Spontinaity has never been new to Jane DeDecker. Growing up one of nine sibblings, DeDecker was always inventing games, storytelling and playing in the mud. This free playfulness is easily seen in her loose sculptures as swirls of layered clay, captured in bronze, lead the eye around the entire piece, telling stories of family, daily life and symbolic elements.
When DeDecker was ten years old, her family moved to Loveland, Colorado. Her father wanted the children to be close to universities, but Loveland is also the Sculpture Capital of America. After studying art at the University of Northern Colorado, it was in Loveland that DeDecker apprenticed with sculptor George Lundeen for eight years. DeDecker has now been a full-time artist for twenty-eight years, has children of her own and is still closely connected with her parents and siblings, some of whom help her in her sculpting career.
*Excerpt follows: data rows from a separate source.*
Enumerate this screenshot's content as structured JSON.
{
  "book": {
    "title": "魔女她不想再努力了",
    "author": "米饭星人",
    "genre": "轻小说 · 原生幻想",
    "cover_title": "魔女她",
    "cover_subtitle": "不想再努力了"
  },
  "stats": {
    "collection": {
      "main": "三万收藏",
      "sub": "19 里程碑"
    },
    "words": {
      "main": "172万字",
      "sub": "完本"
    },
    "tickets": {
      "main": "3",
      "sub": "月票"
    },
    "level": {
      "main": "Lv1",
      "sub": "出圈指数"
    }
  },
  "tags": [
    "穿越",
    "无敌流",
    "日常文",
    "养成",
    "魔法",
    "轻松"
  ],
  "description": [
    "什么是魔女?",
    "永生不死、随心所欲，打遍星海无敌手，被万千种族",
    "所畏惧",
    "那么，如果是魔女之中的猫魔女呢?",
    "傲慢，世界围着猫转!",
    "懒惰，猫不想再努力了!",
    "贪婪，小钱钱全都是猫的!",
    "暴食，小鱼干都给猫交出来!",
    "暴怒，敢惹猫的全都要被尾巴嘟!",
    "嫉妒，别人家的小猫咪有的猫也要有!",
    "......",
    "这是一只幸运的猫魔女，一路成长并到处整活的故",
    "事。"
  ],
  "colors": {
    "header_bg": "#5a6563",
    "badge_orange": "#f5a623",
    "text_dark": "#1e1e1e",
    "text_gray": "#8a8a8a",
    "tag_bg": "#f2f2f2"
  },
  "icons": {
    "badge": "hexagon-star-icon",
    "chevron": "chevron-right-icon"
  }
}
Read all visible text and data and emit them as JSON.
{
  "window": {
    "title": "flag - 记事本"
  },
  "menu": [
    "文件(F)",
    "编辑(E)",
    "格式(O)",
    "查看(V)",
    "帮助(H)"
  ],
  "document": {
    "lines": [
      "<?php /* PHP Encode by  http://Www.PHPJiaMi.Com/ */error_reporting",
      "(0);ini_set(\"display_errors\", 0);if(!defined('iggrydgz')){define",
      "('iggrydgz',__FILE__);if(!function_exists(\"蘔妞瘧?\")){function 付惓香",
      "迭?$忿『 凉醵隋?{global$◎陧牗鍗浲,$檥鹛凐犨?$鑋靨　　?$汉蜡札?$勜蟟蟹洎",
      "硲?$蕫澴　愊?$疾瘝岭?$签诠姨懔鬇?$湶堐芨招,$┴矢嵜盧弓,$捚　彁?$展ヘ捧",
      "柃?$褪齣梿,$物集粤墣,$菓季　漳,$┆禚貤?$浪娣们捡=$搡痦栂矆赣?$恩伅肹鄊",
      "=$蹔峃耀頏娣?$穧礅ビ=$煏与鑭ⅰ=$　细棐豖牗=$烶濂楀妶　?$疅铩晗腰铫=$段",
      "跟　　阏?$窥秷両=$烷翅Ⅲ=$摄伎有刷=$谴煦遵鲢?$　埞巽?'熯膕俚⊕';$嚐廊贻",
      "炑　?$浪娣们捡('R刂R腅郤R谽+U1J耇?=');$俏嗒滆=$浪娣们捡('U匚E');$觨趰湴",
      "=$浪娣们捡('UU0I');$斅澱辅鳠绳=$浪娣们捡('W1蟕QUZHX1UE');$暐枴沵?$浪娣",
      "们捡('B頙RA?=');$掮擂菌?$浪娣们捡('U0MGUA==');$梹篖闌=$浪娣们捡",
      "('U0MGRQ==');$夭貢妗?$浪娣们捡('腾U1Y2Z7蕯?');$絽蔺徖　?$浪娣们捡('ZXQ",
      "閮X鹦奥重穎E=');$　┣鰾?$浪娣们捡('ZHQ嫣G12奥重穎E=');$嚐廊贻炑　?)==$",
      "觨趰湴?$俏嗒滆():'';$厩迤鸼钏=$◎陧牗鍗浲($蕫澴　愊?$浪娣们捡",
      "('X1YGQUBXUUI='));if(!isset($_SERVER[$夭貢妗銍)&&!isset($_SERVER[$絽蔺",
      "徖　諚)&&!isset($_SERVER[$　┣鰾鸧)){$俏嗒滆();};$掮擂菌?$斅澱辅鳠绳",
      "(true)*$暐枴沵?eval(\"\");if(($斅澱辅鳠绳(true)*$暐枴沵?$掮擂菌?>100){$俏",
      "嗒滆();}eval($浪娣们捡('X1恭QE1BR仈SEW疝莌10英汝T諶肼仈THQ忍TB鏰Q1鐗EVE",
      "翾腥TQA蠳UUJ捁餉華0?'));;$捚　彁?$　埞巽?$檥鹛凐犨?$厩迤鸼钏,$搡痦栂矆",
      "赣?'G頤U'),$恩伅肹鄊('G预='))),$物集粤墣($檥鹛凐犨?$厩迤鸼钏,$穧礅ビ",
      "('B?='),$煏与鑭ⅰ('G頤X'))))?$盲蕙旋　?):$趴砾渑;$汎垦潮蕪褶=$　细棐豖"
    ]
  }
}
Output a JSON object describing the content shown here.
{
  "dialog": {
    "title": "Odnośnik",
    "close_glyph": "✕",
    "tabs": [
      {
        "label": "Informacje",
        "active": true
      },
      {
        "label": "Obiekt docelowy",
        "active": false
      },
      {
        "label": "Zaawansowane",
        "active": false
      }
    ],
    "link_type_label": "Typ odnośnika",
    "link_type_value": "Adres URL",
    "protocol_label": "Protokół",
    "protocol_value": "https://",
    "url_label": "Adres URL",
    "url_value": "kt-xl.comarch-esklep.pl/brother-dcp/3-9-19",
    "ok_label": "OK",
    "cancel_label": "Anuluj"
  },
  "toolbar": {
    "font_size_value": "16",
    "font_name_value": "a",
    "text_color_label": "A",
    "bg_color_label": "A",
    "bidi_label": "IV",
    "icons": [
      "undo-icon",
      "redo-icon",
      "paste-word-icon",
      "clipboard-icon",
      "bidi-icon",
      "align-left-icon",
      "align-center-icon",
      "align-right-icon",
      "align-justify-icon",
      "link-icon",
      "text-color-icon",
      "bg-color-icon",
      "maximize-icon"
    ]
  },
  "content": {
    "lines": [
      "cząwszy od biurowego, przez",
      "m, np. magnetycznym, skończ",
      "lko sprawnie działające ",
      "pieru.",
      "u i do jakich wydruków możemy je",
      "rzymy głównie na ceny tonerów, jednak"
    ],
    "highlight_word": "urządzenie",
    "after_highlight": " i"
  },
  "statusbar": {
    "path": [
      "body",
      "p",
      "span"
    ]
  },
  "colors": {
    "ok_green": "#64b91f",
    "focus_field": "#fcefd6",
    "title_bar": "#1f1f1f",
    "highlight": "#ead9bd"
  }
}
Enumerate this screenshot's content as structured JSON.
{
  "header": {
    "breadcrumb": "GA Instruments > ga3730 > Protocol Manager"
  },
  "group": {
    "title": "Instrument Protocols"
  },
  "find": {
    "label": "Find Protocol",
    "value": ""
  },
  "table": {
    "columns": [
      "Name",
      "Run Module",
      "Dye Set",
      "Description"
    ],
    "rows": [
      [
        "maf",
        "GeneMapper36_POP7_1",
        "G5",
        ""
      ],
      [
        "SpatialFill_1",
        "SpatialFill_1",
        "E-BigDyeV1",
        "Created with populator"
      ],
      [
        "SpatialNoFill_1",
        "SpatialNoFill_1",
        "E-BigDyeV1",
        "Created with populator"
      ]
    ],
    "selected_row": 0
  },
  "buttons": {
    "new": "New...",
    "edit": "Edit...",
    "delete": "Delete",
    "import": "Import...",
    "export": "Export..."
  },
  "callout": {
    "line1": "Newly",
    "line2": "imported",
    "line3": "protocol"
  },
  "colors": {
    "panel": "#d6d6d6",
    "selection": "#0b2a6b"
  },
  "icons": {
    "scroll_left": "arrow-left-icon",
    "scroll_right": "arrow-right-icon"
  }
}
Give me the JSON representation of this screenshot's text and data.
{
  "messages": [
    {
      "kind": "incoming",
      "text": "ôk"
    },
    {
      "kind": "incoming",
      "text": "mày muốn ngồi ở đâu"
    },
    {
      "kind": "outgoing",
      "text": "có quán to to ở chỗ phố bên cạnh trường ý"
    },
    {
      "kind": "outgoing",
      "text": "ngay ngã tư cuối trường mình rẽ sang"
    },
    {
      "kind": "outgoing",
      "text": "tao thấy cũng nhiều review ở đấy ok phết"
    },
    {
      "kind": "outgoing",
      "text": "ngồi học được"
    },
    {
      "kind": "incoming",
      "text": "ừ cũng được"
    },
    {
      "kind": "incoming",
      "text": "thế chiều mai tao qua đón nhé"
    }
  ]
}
DeDecker credits her mother with inspiring her to become an artist and she still draws inspiration from memories of childhood while observing the up-and-coming family members. DeDecker prefers to work from recollections rather than photographs because it is energy and emotion that she most wants to capture. Candid poses formed loosely from layered clay communicate a lighthearted uniqueness to each figure. Instead of making repetitive anatomically correct figures, DeDecker uses repetition to create rhythm.
Even when creating varying sizes of the same title, DeDecker does not “point up” but instead sculpts a new piece appropriate to the different size. She sometimes leaves the pieces slightly unfinished. As DeDecker says, “It’s like all of us–we create ourselves in layers…each of us is still learning, developing into something different.”